Level 2

Best Practices in Enterprise Information Management

The effective management of enterprise information for analytics deployment requires best practices in the areas of people, processes, and technology. In this talk we will share both successful and unsuccessful practices in these areas. The scope of this workshop will involve five key areas of enterprise information management: (1) metadata management, (2) data quality management, (3) data security and privacy, (4) master data management, and (5) data integration.

Overcoming Information Overload with Advanced Practices in Data Visualisation

In this workshop, we explore best practices in deriving insight from vast amounts of data using visualisation techniques. Examples from traditional data as well as an in-depth look at the underlying technologies for visualisation in support of geospatial analytics will be undertaken. We will examine visualisation for both strategic and operational BI.

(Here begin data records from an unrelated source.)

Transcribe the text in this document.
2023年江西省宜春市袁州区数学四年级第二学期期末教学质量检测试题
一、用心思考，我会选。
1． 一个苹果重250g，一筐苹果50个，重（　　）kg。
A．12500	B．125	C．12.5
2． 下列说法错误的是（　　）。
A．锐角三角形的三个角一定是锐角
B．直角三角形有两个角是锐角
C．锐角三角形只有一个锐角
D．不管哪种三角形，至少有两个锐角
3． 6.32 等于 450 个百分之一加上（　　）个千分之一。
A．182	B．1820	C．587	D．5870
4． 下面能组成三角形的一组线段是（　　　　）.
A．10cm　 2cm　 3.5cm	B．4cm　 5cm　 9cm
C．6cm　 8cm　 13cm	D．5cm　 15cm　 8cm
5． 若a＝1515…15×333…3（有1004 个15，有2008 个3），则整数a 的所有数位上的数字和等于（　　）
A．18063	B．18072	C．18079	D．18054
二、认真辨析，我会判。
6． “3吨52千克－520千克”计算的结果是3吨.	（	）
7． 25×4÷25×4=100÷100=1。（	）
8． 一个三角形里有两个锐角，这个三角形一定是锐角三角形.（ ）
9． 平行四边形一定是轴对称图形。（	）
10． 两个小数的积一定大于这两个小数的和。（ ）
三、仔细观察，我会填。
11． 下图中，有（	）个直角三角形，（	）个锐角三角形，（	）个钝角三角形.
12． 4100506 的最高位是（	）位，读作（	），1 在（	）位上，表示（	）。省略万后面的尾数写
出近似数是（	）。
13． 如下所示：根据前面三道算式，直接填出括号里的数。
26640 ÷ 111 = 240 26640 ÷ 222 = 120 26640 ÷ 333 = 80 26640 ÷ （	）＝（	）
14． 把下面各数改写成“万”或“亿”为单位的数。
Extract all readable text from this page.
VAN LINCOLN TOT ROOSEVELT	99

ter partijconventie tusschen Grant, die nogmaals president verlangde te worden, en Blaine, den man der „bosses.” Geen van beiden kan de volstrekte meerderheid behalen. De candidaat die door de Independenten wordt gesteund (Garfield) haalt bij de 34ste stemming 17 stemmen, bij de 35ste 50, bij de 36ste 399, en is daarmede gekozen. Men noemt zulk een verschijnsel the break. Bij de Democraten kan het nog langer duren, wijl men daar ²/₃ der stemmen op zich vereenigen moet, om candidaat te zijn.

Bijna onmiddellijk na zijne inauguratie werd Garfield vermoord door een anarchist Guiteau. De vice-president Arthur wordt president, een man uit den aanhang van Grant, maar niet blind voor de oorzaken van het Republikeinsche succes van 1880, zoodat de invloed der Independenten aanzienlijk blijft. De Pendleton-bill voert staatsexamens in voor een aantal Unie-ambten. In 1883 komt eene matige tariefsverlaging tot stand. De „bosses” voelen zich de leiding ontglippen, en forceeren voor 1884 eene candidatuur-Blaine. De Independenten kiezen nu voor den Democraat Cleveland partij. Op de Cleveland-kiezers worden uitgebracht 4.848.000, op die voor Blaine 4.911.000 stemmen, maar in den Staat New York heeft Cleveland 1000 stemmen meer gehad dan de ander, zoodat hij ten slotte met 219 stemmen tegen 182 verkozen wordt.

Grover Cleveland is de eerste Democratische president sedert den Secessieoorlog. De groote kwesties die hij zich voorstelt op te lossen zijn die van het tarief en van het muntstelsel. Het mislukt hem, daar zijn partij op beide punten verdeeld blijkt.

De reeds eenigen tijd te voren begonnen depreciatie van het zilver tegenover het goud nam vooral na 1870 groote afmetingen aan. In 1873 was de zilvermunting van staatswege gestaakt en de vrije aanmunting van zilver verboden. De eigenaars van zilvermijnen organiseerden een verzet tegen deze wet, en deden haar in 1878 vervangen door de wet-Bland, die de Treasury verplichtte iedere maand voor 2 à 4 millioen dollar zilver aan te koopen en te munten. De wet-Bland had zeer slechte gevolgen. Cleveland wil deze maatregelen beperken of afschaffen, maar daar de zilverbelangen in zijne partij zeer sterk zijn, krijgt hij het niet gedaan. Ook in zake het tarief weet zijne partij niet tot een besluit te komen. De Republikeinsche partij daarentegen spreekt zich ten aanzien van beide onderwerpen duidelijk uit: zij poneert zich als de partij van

Stars, Flakes, Vaults and the Sins of Denormalisation

Providing both performance and flexibility are often seen as contradictory goals in designing large scale data implementations. In this talk we will discuss techniques for denormalisation and provide a framework for understanding the performance and flexibility implications of various design options. We will examine a variety of logical and physical design approaches and evaluate the trade offs between them. Specific recommendations are made for guiding the translation from a normalised logical data model to an engineered-for-performance physical data model. The role of dimensional modeling and various physical design approaches are discussed in detail. Best practices in the use of surrogate keys is also discussed. The focus is on understanding the benefit (or not) of various denormalisation approaches commonly taken in analytic database designs.

Advanced Python 1

This class builds on the introductory Python class. Jupyter Notebook advanced use and customisation is covered as well as configuring multiple environments and kernels. The Numpy package is introduced for working with arrays and matrices and a deeper coverage of Pandas data analysis and manipulation methods is provided including working with time series data. Data exploration and advanced visualisations are taught using the Plotly and Seaborne libraries.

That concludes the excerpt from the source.